Being a wild thing means being in the moment, not in the past or the future. What matters is what I'm doing now, and whether I could be doing it even better than I already am. Whatever I'm feeling, I'm feeling it one hundred percent. (Even if that feeling is confusion, or even if I'm feeling two different things and I'm at 200%.) Every feeling is valid and important, it's just what you do with them that matters. Anger and joy are easy ones to picture, and while Americans are acculturated to cringe at expressions of both, we at least know what they look like. That's not the case with many emotions. Grief, for example, is felt keenly by monsters and most other creatures; I mourn loudly and messily, and I'm a sobbing mess when I get started. (Traditional Irish wakes as well as funerals with wailing and screaming mourners are both closer to honesty than the stoic, silent funeral that's so common.)

Fear is a feeling like any other, to be felt completely in the moment when it overwhelms you. The beautiful thing about really feeling all of your emotions is that you become aware of the fact that every mood changes and every feeling passes. That fear will pass, and be replaced by anger or relief or bravery; in the mean time, you can appreciate it for the survival instinct it is.

Because every feeling is valid, there are no guilty pleasures, just pleasures. If I like 80s power ballads, then I am going to turn that Journey album up to eleven and I don't care who hears me sing along.
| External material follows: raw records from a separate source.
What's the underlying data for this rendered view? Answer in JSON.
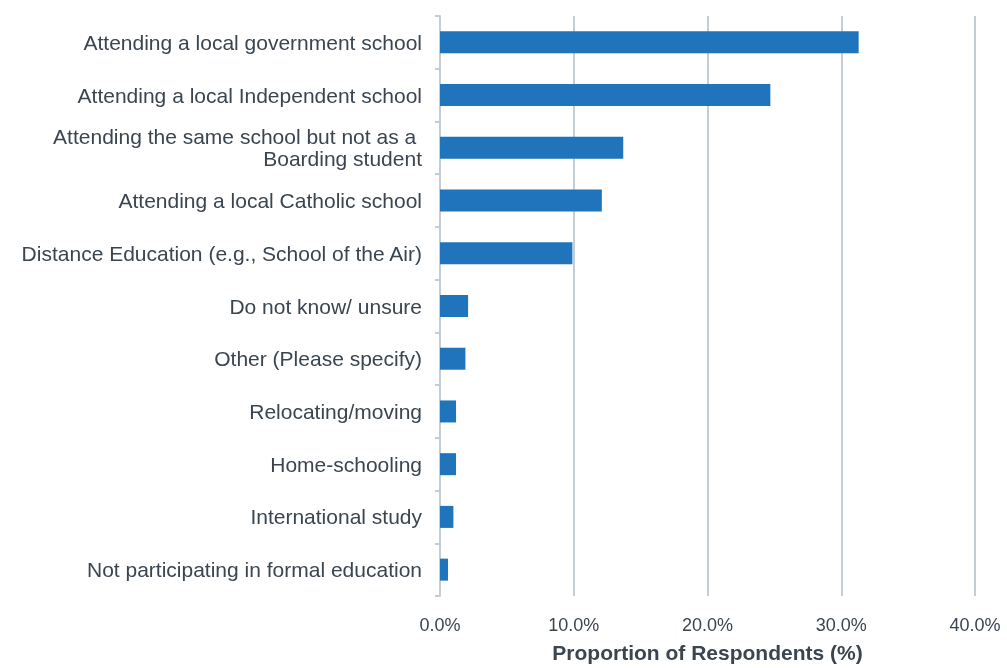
{
  "chart_data": {
    "type": "bar",
    "orientation": "horizontal",
    "xlabel": "Proportion of Respondents (%)",
    "categories": [
      "Attending a local government school",
      "Attending a local Independent school",
      "Attending the same school but not as a Boarding student",
      "Attending a local Catholic school",
      "Distance Education (e.g., School of the Air)",
      "Do not know/ unsure",
      "Other (Please specify)",
      "Relocating/moving",
      "Home-schooling",
      "International study",
      "Not participating in formal education"
    ],
    "values": [
      31.3,
      24.7,
      13.7,
      12.1,
      9.9,
      2.1,
      1.9,
      1.2,
      1.2,
      1.0,
      0.6
    ],
    "color": "#1f74bb",
    "xlim": [
      0,
      40
    ],
    "xticks": [
      {
        "value": 0,
        "label": "0.0%"
      },
      {
        "value": 10,
        "label": "10.0%"
      },
      {
        "value": 20,
        "label": "20.0%"
      },
      {
        "value": 30,
        "label": "30.0%"
      },
      {
        "value": 40,
        "label": "40.0%"
      }
    ],
    "grid": "x"
  }
}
If I'm running, I'm doing it for the sheer joy of running, even if there's someplace I have to end up as well.

I can tell you without shame that I love bad movies, 80s rock, and cartoons as much as I love deconstructing mid-20th-century American poetry and traditional blacksmithing and opera. None of those is more valid than the other, and I sing along with La Donna Il Mobile and Don't Stop Believin' with equal passion. Shame makes no sense. If I like it, it's clearly worth liking. If you disagree, we can have a lively debate about it, or we can ignore ignore it in favor of things we agree on.
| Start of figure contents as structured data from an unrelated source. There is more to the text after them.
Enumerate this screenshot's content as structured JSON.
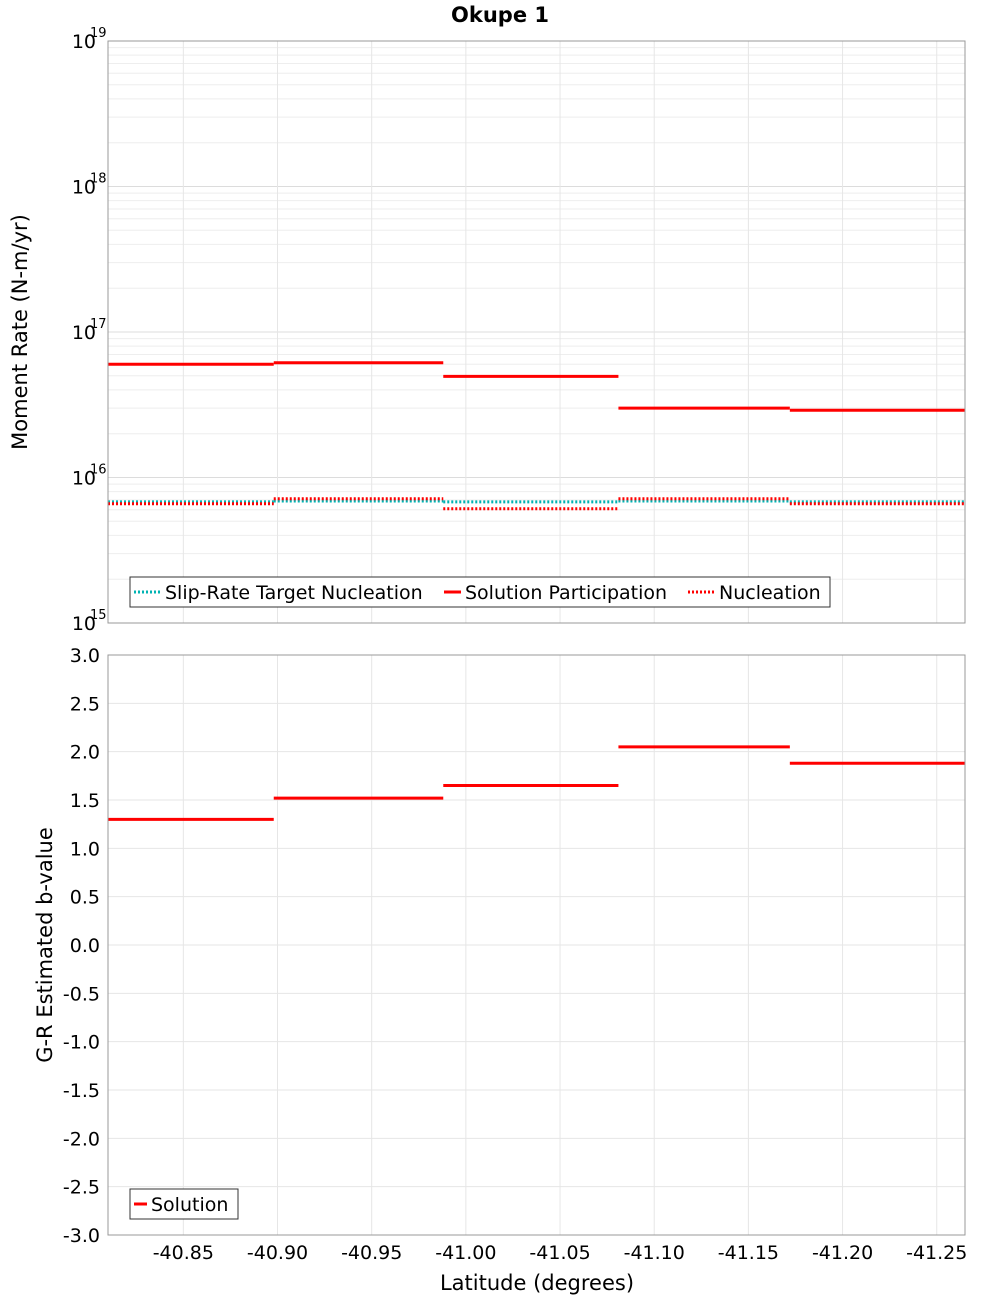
{
  "chart_data": [
    {
      "type": "line",
      "title": "Okupe 1",
      "ylabel": "Moment Rate (N-m/yr)",
      "xlabel": "",
      "yscale": "log",
      "ylim": [
        1000000000000000.0,
        1e+19
      ],
      "xlim": [
        -40.81,
        -41.265
      ],
      "ytick_labels": [
        {
          "base": "10",
          "exp": "19",
          "value": 1e+19
        },
        {
          "base": "10",
          "exp": "18",
          "value": 1e+18
        },
        {
          "base": "10",
          "exp": "17",
          "value": 1e+17
        },
        {
          "base": "10",
          "exp": "16",
          "value": 1e+16
        },
        {
          "base": "10",
          "exp": "15",
          "value": 1000000000000000.0
        }
      ],
      "legend_position": "bottom-left",
      "series": [
        {
          "name": "Slip-Rate Target Nucleation",
          "style": "dotted",
          "color": "#00b3b3",
          "segments": [
            {
              "x0": -40.81,
              "x1": -40.898,
              "y": 6800000000000000.0
            },
            {
              "x0": -40.898,
              "x1": -40.988,
              "y": 6900000000000000.0
            },
            {
              "x0": -40.988,
              "x1": -41.081,
              "y": 6800000000000000.0
            },
            {
              "x0": -41.081,
              "x1": -41.172,
              "y": 6900000000000000.0
            },
            {
              "x0": -41.172,
              "x1": -41.265,
              "y": 6800000000000000.0
            }
          ]
        },
        {
          "name": "Solution Participation",
          "style": "solid",
          "color": "#ff0000",
          "segments": [
            {
              "x0": -40.81,
              "x1": -40.898,
              "y": 6e+16
            },
            {
              "x0": -40.898,
              "x1": -40.988,
              "y": 6.15e+16
            },
            {
              "x0": -40.988,
              "x1": -41.081,
              "y": 4.95e+16
            },
            {
              "x0": -41.081,
              "x1": -41.172,
              "y": 3e+16
            },
            {
              "x0": -41.172,
              "x1": -41.265,
              "y": 2.9e+16
            }
          ]
        },
        {
          "name": "Nucleation",
          "style": "dotted",
          "color": "#ff0000",
          "segments": [
            {
              "x0": -40.81,
              "x1": -40.898,
              "y": 6600000000000000.0
            },
            {
              "x0": -40.898,
              "x1": -40.988,
              "y": 7150000000000000.0
            },
            {
              "x0": -40.988,
              "x1": -41.081,
              "y": 6100000000000000.0
            },
            {
              "x0": -41.081,
              "x1": -41.172,
              "y": 7150000000000000.0
            },
            {
              "x0": -41.172,
              "x1": -41.265,
              "y": 6600000000000000.0
            }
          ]
        }
      ]
    },
    {
      "type": "line",
      "title": "",
      "ylabel": "G-R Estimated b-value",
      "xlabel": "Latitude (degrees)",
      "ylim": [
        -3.0,
        3.0
      ],
      "xlim": [
        -40.81,
        -41.265
      ],
      "yticks": [
        3.0,
        2.5,
        2.0,
        1.5,
        1.0,
        0.5,
        0.0,
        -0.5,
        -1.0,
        -1.5,
        -2.0,
        -2.5,
        -3.0
      ],
      "ytick_labels": [
        "3.0",
        "2.5",
        "2.0",
        "1.5",
        "1.0",
        "0.5",
        "0.0",
        "-0.5",
        "-1.0",
        "-1.5",
        "-2.0",
        "-2.5",
        "-3.0"
      ],
      "xticks": [
        -40.85,
        -40.9,
        -40.95,
        -41.0,
        -41.05,
        -41.1,
        -41.15,
        -41.2,
        -41.25
      ],
      "xtick_labels": [
        "-40.85",
        "-40.90",
        "-40.95",
        "-41.00",
        "-41.05",
        "-41.10",
        "-41.15",
        "-41.20",
        "-41.25"
      ],
      "legend_position": "bottom-left",
      "series": [
        {
          "name": "Solution",
          "style": "solid",
          "color": "#ff0000",
          "segments": [
            {
              "x0": -40.81,
              "x1": -40.898,
              "y": 1.3
            },
            {
              "x0": -40.898,
              "x1": -40.988,
              "y": 1.52
            },
            {
              "x0": -40.988,
              "x1": -41.081,
              "y": 1.65
            },
            {
              "x0": -41.081,
              "x1": -41.172,
              "y": 2.05
            },
            {
              "x0": -41.172,
              "x1": -41.265,
              "y": 1.88
            }
          ]
        }
      ]
    }
  ]
}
The American cultural ideal of the "polite fiction" is ridiculous. Most monsters will take you at your word; this is why honesty is so important in fairy tales. If you're going to lie, lie big. Make it worth your while. But when in doubt, don't lie at all, especially not to yourself or the people you care about.
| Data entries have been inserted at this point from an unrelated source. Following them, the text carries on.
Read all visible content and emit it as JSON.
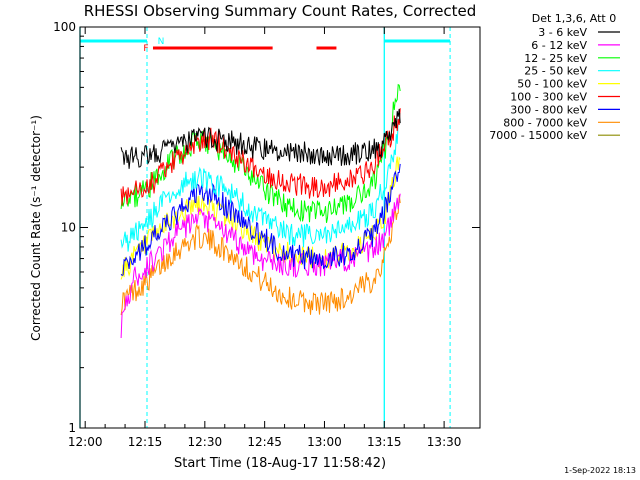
{
  "chart_data": {
    "type": "line",
    "title": "RHESSI Observing Summary Count Rates, Corrected",
    "xlabel": "Start Time (18-Aug-17 11:58:42)",
    "ylabel": "Corrected Count Rate (s⁻¹ detector⁻¹)",
    "yscale": "log",
    "ylim": [
      1,
      100
    ],
    "xlim": [
      "11:58:42",
      "13:39:00"
    ],
    "x_ticks": [
      "12:00",
      "12:15",
      "12:30",
      "12:45",
      "13:00",
      "13:15",
      "13:30"
    ],
    "y_ticks": [
      "1",
      "10",
      "100"
    ],
    "grid": false,
    "legend_position": "right",
    "legend_header": "Det 1,3,6, Att 0",
    "series": [
      {
        "name": "3 - 6 keV",
        "color": "#000000",
        "x": [
          "12:09",
          "12:16",
          "12:24",
          "12:30",
          "12:36",
          "12:42",
          "12:48",
          "12:54",
          "13:00",
          "13:06",
          "13:12",
          "13:15",
          "13:17",
          "13:19"
        ],
        "values": [
          22,
          23,
          26,
          28,
          27,
          25,
          24,
          24,
          23,
          23,
          24,
          26,
          30,
          38
        ]
      },
      {
        "name": "6 - 12 keV",
        "color": "#ff00ff",
        "x": [
          "12:09",
          "12:12",
          "12:16",
          "12:22",
          "12:28",
          "12:32",
          "12:38",
          "12:44",
          "12:50",
          "12:56",
          "13:00",
          "13:06",
          "13:12",
          "13:15",
          "13:17",
          "13:19"
        ],
        "values": [
          3.2,
          5.5,
          6.5,
          9,
          11,
          10.5,
          8.5,
          7,
          6.5,
          6.5,
          6.5,
          7,
          7.5,
          9,
          11,
          15
        ]
      },
      {
        "name": "12 - 25 keV",
        "color": "#00ff00",
        "x": [
          "12:09",
          "12:12",
          "12:16",
          "12:22",
          "12:28",
          "12:32",
          "12:38",
          "12:44",
          "12:50",
          "12:56",
          "13:00",
          "13:06",
          "13:12",
          "13:15",
          "13:17",
          "13:19"
        ],
        "values": [
          13,
          14,
          16,
          22,
          27,
          26,
          21,
          16,
          13,
          12,
          12,
          13,
          16,
          24,
          35,
          55
        ]
      },
      {
        "name": "25 - 50 keV",
        "color": "#00ffff",
        "x": [
          "12:09",
          "12:12",
          "12:16",
          "12:22",
          "12:28",
          "12:32",
          "12:38",
          "12:44",
          "12:50",
          "12:56",
          "13:00",
          "13:06",
          "13:12",
          "13:15",
          "13:17",
          "13:19"
        ],
        "values": [
          8,
          9,
          11,
          15,
          18,
          17,
          14,
          11,
          9.5,
          9,
          9,
          10,
          12,
          16,
          22,
          34
        ]
      },
      {
        "name": "50 - 100 keV",
        "color": "#ffff00",
        "x": [
          "12:09",
          "12:12",
          "12:16",
          "12:22",
          "12:28",
          "12:32",
          "12:38",
          "12:44",
          "12:50",
          "12:56",
          "13:00",
          "13:06",
          "13:12",
          "13:15",
          "13:17",
          "13:19"
        ],
        "values": [
          6,
          7,
          8.5,
          11,
          13,
          12.5,
          10.5,
          8.5,
          7.5,
          7,
          7,
          7.5,
          9,
          11,
          16,
          24
        ]
      },
      {
        "name": "100 - 300 keV",
        "color": "#ff0000",
        "x": [
          "12:09",
          "12:12",
          "12:16",
          "12:22",
          "12:28",
          "12:32",
          "12:38",
          "12:44",
          "12:50",
          "12:56",
          "13:00",
          "13:06",
          "13:12",
          "13:15",
          "13:17",
          "13:19"
        ],
        "values": [
          14,
          15,
          16,
          21,
          26,
          28,
          23,
          19,
          17,
          16,
          16,
          17,
          20,
          25,
          30,
          38
        ]
      },
      {
        "name": "300 - 800 keV",
        "color": "#0000ff",
        "x": [
          "12:09",
          "12:12",
          "12:16",
          "12:22",
          "12:28",
          "12:32",
          "12:38",
          "12:44",
          "12:50",
          "12:56",
          "13:00",
          "13:06",
          "13:12",
          "13:15",
          "13:17",
          "13:19"
        ],
        "values": [
          6.5,
          7,
          8.5,
          11,
          15,
          14.5,
          11.5,
          9,
          7.5,
          7,
          7,
          7.5,
          9,
          12,
          16,
          20
        ]
      },
      {
        "name": "800 - 7000 keV",
        "color": "#ff8c00",
        "x": [
          "12:09",
          "12:12",
          "12:16",
          "12:22",
          "12:28",
          "12:32",
          "12:38",
          "12:44",
          "12:50",
          "12:56",
          "13:00",
          "13:06",
          "13:12",
          "13:15",
          "13:17",
          "13:19"
        ],
        "values": [
          4.2,
          4.8,
          5.5,
          7.5,
          9,
          8.5,
          7,
          5.5,
          4.5,
          4.2,
          4.2,
          4.5,
          5.5,
          7,
          10,
          14
        ]
      },
      {
        "name": "7000 - 15000 keV",
        "color": "#8b8b00",
        "x": [],
        "values": []
      }
    ],
    "annotations": {
      "night_bars": {
        "color": "#00ffff",
        "label": "N",
        "segments": [
          [
            "11:58:42",
            "12:15:30"
          ],
          [
            "13:15:00",
            "13:31:30"
          ]
        ],
        "dashed_boundaries": [
          "12:15:30",
          "13:31:30"
        ],
        "solid_boundaries": [
          "11:58:42",
          "13:15:00"
        ]
      },
      "flare_bars": {
        "color": "#ff0000",
        "label": "F",
        "segments": [
          [
            "12:17:00",
            "12:47:00"
          ],
          [
            "12:58:00",
            "13:03:00"
          ]
        ]
      }
    },
    "footer_date": "1-Sep-2022 18:13"
  }
}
Yes, this ends badly sometimes. Freaking out when someone "moves your cheese" is frowned on in the workplace. We're expected to act like we're simply okay no matter how we really feel. Maybe some people can learn to tamp down their feelings like that, but I never really have. If I'm angry, or if I'm happy, you're going to know. (I've had bosses complain about my "oversharing" before, and I've worked on it, but it's still hard.)

There is also a tendency toward violent reactions that's not easy to understand if you're not from a culture that allows honest feelings to flourish. I don't punch people any more, but I am going to let you know what I think and I am going to call you on your bullshit if I think it's deserved. Otherwise it not only builds up inside you, but it can turn poisonous, leading you to undermine whatever compromise you reached.

Even my anxiety is something I live at full volume. I don't have any small, creeping fears. I have terrors, and I learn to live with them. I have my obsessive thoughts, and I think them loudly, and eventually I'm able to release them.

And that's the amazing thing about living a life where you aren't afraid to feel everything. Yes, it will hurt, and you will feel every inch of the pain. But the joy and the excitement and all the pleasures are that much sharper as well. When you know every feeling will pass, you learn to treasure all of them, even the anger and the pain and the grief, because you know you'll never feel precisely this same way again.

This is all I have. I intend to enjoy it.